Thursday, July 17, 2008

WSJ: Roman Catholic Schools Have Contributed a Lot

The Wall Street Journal recently ran a story on the ongoing efforts of a group of Catholic school teachers and their thus far unsuccessful efforts to secure recognition of their union by the Diocese of Scranton.

Today the WSJ printed two Letters to the Editor received in response to their story:

Roman Catholic Schools Have Contributed a Lot
July 17, 2008; Page A14

I was quite touched emotionally and personally by the article "Crisis of Faith Between Church, Union?" (Currents, July 10). The 12 years of superb Catholic education I was blessed with prepared me quite well for my professional adult life. As a result, and with deep gratitude, I still offer my financial support and personal assistance to those schools despite having graduated decades prior.

The Newark Diocese tried to shut down my high school, Hudson Catholic in Jersey City, N.J., this past year. That school has been spared closure due to the strong and fast action taken by the alumni. We worked to ensure that neither our past nor the future of other youngsters would be lost. As a result, the place is still operating and may well do so for many years to come, unless those with little foresight try again to close its doors.

Without teaching youngsters the ideas, the ideals, the goals and concepts inherent to Catholic education, the future of the Church is quite limited. Yes, the money saved will be quite a bit, but the loss in more than just mere dollars will be immense.

Joseph P. Fanning
Glen Ridge, N.J.

You correctly point out that Catholic schools have defined the lives of American Catholics and nurtured believers from cradle to grave.

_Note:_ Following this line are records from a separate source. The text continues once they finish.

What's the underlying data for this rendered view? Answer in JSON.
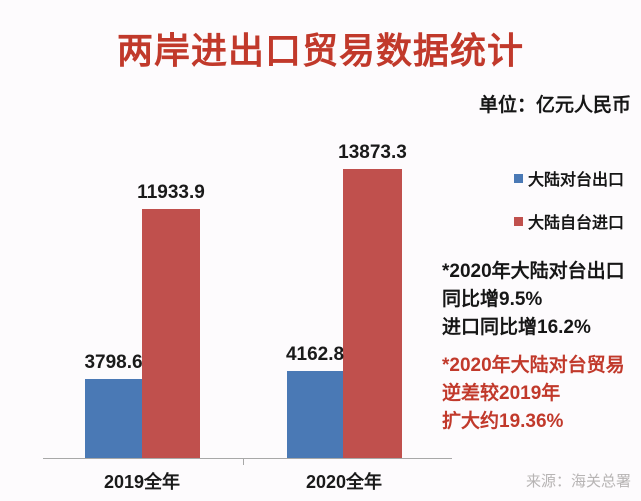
{
  "title": "两岸进出口贸易数据统计",
  "unit_label": "单位：亿元人民币",
  "legend": [
    {
      "label": "大陆对台出口",
      "color": "#4a79b5"
    },
    {
      "label": "大陆自台进口",
      "color": "#c0504d"
    }
  ],
  "chart_data": {
    "type": "bar",
    "title": "两岸进出口贸易数据统计",
    "unit": "亿元人民币",
    "categories": [
      "2019全年",
      "2020全年"
    ],
    "series": [
      {
        "name": "大陆对台出口",
        "color": "#4a79b5",
        "values": [
          3798.6,
          4162.8
        ]
      },
      {
        "name": "大陆自台进口",
        "color": "#c0504d",
        "values": [
          11933.9,
          13873.3
        ]
      }
    ],
    "ylim": [
      0,
      14400
    ],
    "grid": false,
    "y_axis_visible": false,
    "legend_position": "right",
    "data_labels": true
  },
  "annotations": {
    "black_note_lines": [
      "*2020年大陆对台出口",
      "同比增9.5%",
      "进口同比增16.2%"
    ],
    "red_note_lines": [
      "*2020年大陆对台贸易",
      "逆差较2019年",
      "扩大约19.36%"
    ],
    "red_note_color": "#c1392b"
  },
  "source": "来源：海关总署",
  "colors": {
    "background": "#fdfbfd",
    "title_red": "#c1392b",
    "bar_blue": "#4a79b5",
    "bar_red": "#c0504d",
    "axis_gray": "#a8a8a8",
    "source_gray": "#b7b4b4"
  }
}
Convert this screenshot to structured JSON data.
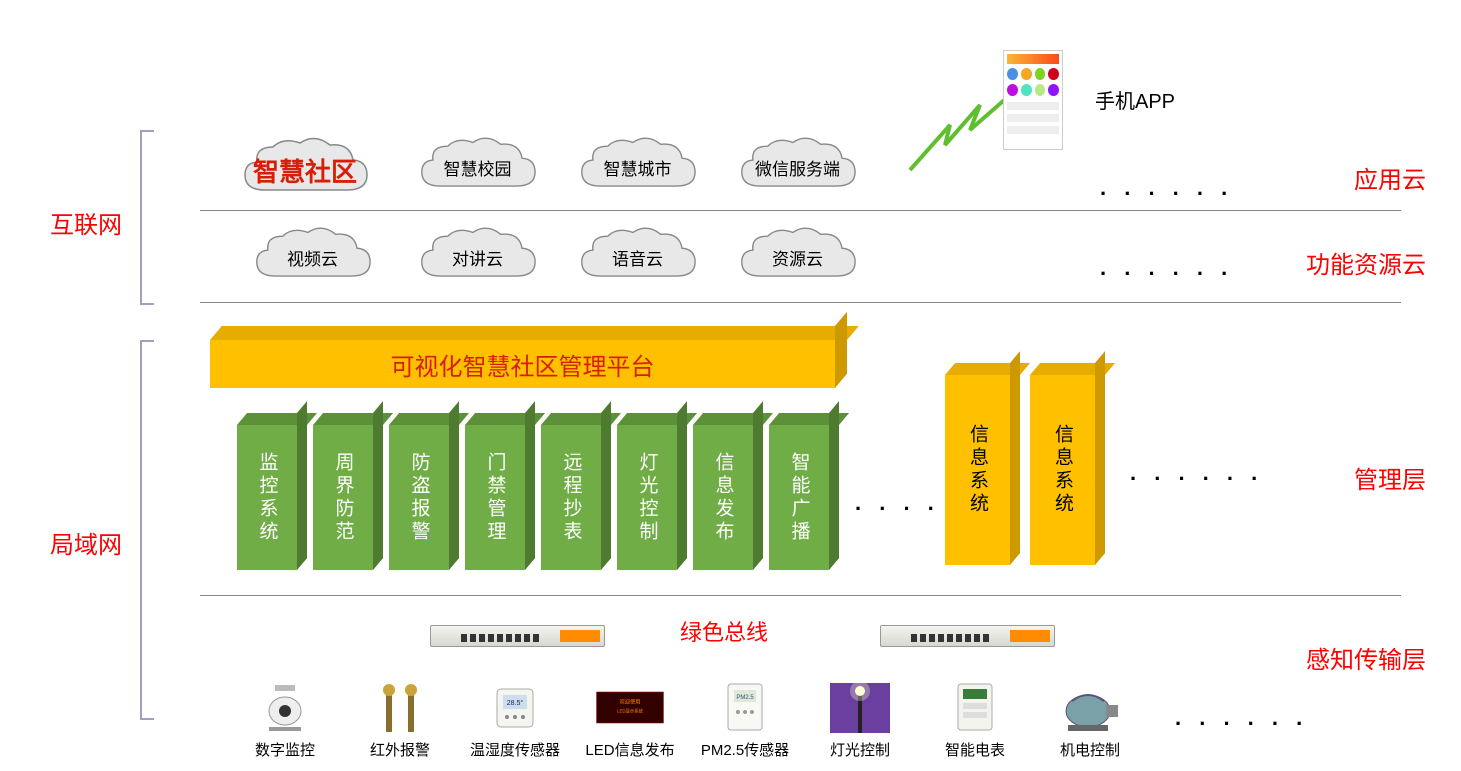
{
  "colors": {
    "red": "#ff0000",
    "highlight_red": "#d81e06",
    "platform_front": "#ffc000",
    "platform_top": "#e6ad00",
    "platform_side": "#cc9a00",
    "green_front": "#70ad47",
    "green_top": "#5c9139",
    "green_side": "#4e7b30",
    "orange_front": "#ffc000",
    "orange_top": "#e6ad00",
    "orange_side": "#cc9a00",
    "cloud_fill": "#e8e8e8",
    "cloud_stroke": "#888888",
    "bolt": "#5fbf2f",
    "sep": "#888888"
  },
  "left_side": {
    "internet": "互联网",
    "lan": "局域网"
  },
  "layers": {
    "app": "应用云",
    "func": "功能资源云",
    "mgmt": "管理层",
    "sense": "感知传输层"
  },
  "dots": ". . . . . .",
  "dots_short": ". . . . .",
  "app_mobile_label": "手机APP",
  "clouds_row1": {
    "highlight": "智慧社区",
    "items": [
      "智慧校园",
      "智慧城市",
      "微信服务端"
    ]
  },
  "clouds_row2": [
    "视频云",
    "对讲云",
    "语音云",
    "资源云"
  ],
  "platform": "可视化智慧社区管理平台",
  "green_blocks": [
    "监控系统",
    "周界防范",
    "防盗报警",
    "门禁管理",
    "远程抄表",
    "灯光控制",
    "信息发布",
    "智能广播"
  ],
  "orange_blocks": [
    "信息系统",
    "信息系统"
  ],
  "bus_label": "绿色总线",
  "devices": [
    {
      "name": "数字监控",
      "icon": "camera"
    },
    {
      "name": "红外报警",
      "icon": "ir-post"
    },
    {
      "name": "温湿度传感器",
      "icon": "thermo"
    },
    {
      "name": "LED信息发布",
      "icon": "led"
    },
    {
      "name": "PM2.5传感器",
      "icon": "pm25"
    },
    {
      "name": "灯光控制",
      "icon": "streetlight"
    },
    {
      "name": "智能电表",
      "icon": "meter"
    },
    {
      "name": "机电控制",
      "icon": "motor"
    }
  ],
  "device_dots": ". . . . . ."
}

However, the academic benefits are just as abundant. All of our four children attended, or are attending, Catholic elementary and secondary schools. As a direct result of their education, they received impressive college scholarships, were consistent dean's list students and graduated with academic honors. We have received more in college scholarships than we have spent for Catholic school tuition in the past 20 years.

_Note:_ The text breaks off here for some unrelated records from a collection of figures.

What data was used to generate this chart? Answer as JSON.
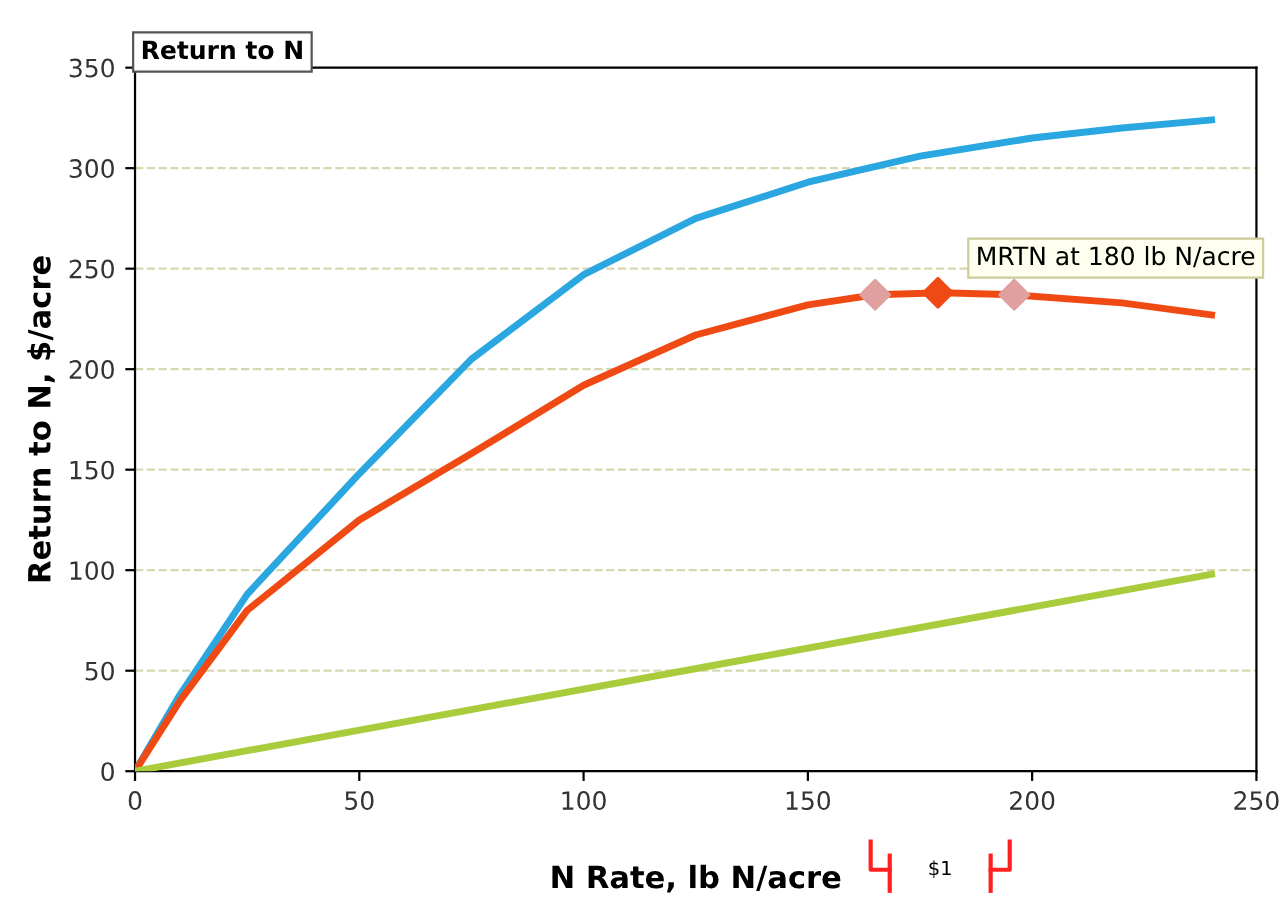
{
  "chart_data": {
    "type": "line",
    "title": "Return to N",
    "xlabel": "N Rate, lb N/acre",
    "ylabel": "Return to N, $/acre",
    "xlim": [
      0,
      250
    ],
    "xticks": [
      0,
      50,
      100,
      150,
      200,
      250
    ],
    "ylim": [
      0,
      350
    ],
    "yticks": [
      0,
      50,
      100,
      150,
      200,
      250,
      300,
      350
    ],
    "grid": "y",
    "legend": false,
    "line_style": "solid",
    "series": [
      {
        "color": "#2aa7e0",
        "x": [
          0,
          10,
          25,
          50,
          75,
          100,
          125,
          150,
          175,
          200,
          220,
          240
        ],
        "values": [
          0,
          38,
          88,
          148,
          205,
          247,
          275,
          293,
          306,
          315,
          320,
          324
        ]
      },
      {
        "color": "#f04a14",
        "x": [
          0,
          10,
          25,
          50,
          75,
          100,
          125,
          150,
          165,
          180,
          196,
          220,
          240
        ],
        "values": [
          0,
          35,
          80,
          125,
          158,
          192,
          217,
          232,
          237,
          238,
          237,
          233,
          227
        ]
      },
      {
        "color": "#a8cc3c",
        "x": [
          0,
          240
        ],
        "values": [
          0,
          98
        ]
      },
      {
        "type": "scatter",
        "marker": "diamond",
        "x": [
          165,
          179,
          196
        ],
        "values": [
          237,
          238,
          237
        ],
        "colors": [
          "#e0a0a0",
          "#f04a14",
          "#e0a0a0"
        ]
      }
    ],
    "annotations": [
      {
        "text": "MRTN at 180 lb N/acre",
        "x": 180,
        "y": 238
      },
      "$1"
    ]
  }
}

If more parents realized the value of a Catholic school education, the schools would be filled and there would be no financial deficit or problem with paying the teachers a fair salary. Our Diocese of Scranton Catholic school teachers are intelligent, caring and dedicated. We would gladly pay for an increase in tuition so that these teachers could earn the respectable salary they so rightly deserve.

John M. Nonnemacher
Sandra R. Nonnemacher

Hazleton, Pa.

There's not much more for me to add.